A: Chris Bosh can rebound, and will have to. Josh McRoberts can rebound, and will be needed to. Luol Deng can rebound, and that is part of his allure in replacing LeBron James. Dwyane Wade used to rebound, and the hope is he will again. The real question is whether the Heat have the needed height to get the one rebound they have to get at the end of a close game. And that is a matter that remains unresolved. I agree.
September 10, 2014
Q: Ira, I was wondering why you list Norris Cole as your trading chip instead of Mario Chalmers? Is it because Norris has more worth on the trade market, or do you think Chalmers is a better fit for the Heat long term? -- Juan, Denver.
A: Cole is the only proven quantity on this roster who can be dealt before Dec. 15 (players signed in the offseason cannot be traded until then). This is not a matter of taking sides between Chalmers or Cole, nor is there even such a need. In fact, if you're asking what point guard could have the greatest impact on the Heat's personnel flexibility, an argument could be made that it's Shabazz Napier. Should Napier be able to move past his summer-league shooting struggles and prove NBA ready early on, it would give the Heat the flexibility to either thin their situation at point guard to address greater needs, or allow Chalmers to potentially emerge as a candidate for additional time at shooting guard.

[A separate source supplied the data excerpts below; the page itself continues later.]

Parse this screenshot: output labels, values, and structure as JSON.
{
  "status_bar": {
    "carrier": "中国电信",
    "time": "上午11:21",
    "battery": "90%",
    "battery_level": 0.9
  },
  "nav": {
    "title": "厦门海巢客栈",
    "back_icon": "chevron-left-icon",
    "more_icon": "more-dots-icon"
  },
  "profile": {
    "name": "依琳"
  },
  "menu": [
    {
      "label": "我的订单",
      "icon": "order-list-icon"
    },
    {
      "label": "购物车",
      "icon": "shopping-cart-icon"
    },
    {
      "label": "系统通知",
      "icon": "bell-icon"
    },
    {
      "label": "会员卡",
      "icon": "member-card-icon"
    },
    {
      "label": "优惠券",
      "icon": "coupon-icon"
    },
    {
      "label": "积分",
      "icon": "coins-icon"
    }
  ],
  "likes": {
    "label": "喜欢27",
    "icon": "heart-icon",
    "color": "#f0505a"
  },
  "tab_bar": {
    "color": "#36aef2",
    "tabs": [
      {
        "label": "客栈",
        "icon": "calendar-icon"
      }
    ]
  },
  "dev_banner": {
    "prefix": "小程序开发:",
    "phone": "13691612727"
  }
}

Q: Ira, I don't know if Danny Ferry's comments about Luol Deng will get Deng fired up to play Atlanta this season, but I wonder what Erik Spoelstra's "brotherhood " speech will be before that game, like when LeBron James went back to play Cleveland or Chris Bosh to Toronto. -- Matt.
A: First, it remains to be seen what the fallout will be for Ferry. Beyond that, I think this is far too delicate a situation for Spoelstra or anyone in the Heat organization to turn into a rallying cry. This is not a case of proving something to management of a team that bypassed or shortchanged a former player; this is something that transcends pregame speeches. I would expect the Heat to downplay any Deng angle going into games against the Hawks. What will matter in those games against Atlanta is that they are against a division rival, and winning the Southeast no longer is a given for the Heat, in the absence of LeBron James.
Q: If the Heat start the season at four wins and 20 losses do you see them trading away several of their old players? -- Luis, Miami.
A: Um, yeah, that's not happening. They have the comfort of playing Philadelphia, Minnesota, Milwaukee, Orlando early in the schedule, and plenty of other favorable matchups. Plus, with Ray Allen not expected back and Shane Battier having retired, it's not as if there are many, if any, "old" players beyond, say, Chris Andersen. I think this staff and front office will keep these players well apprised of what many are saying about them and I would expect statements to be made early in the season.
September 9, 2014
Q: So is there no room for Wayne Ellington at this point? Looking at the fact that he's young, plays D, is a great 3-point shooter and is a guard that can play behind Dwyane Wade seems like more than enough of a reason to waive one of the non-guaranteed contracts. -- Bryant, Mountain View, Calif.
A: Hey, give me Wayne Ellington, Andray Blatche and Ramon Sessions and I'll have no trouble making the cuts to get down to the maximum 15 by the Oct. 29 season opener. There still is plenty of flexibility with this roster, and the luxury tax will not be a factor this season.
Q: Ira, I was going over the Heat's roster again on-line. I may be crazy but I think they are Top 4 in the East and one or two moves away from being a championship contender. -- Jose, Coral Gables.
A: I think the "one or two moves away" portion of the offseason is over. The Heat are not in position for game-changing moves, at least until the majority of the roster becomes trade eligible on Dec. 15. But all of that said, you certain can make a reasoned argument for the Heat contending for one of the top four spots in the East. I'd put Cleveland and Chicago in a top tier of their own, then could see the Heat at least contending for the third or fourth seeds in a group that includes Washington and Toronto (Charlotte certainly could push into that group, as well). What still has me wondering is what the possibilities would have been like had the Heat retained LeBron James and added Josh McRoberts and Danny Granger to the mix. But it's probably time to move on in that regard.
Q: So Dwyane Wade is on safari on his honeymoon three weeks before the start of camp? Is that what you want from your co-captain? -- Al.
A: First, I never begrudge anyone time away from work with Gabrielle Union. Beyond that, it is not unusual for players, or even coaches, to get away from what will be at least eight months of near constant work. What matters is the type of shape players are in when they return. This is Dwyane's time. Soon it will be the Heat's. For the moment, he only needs to be on his own clock.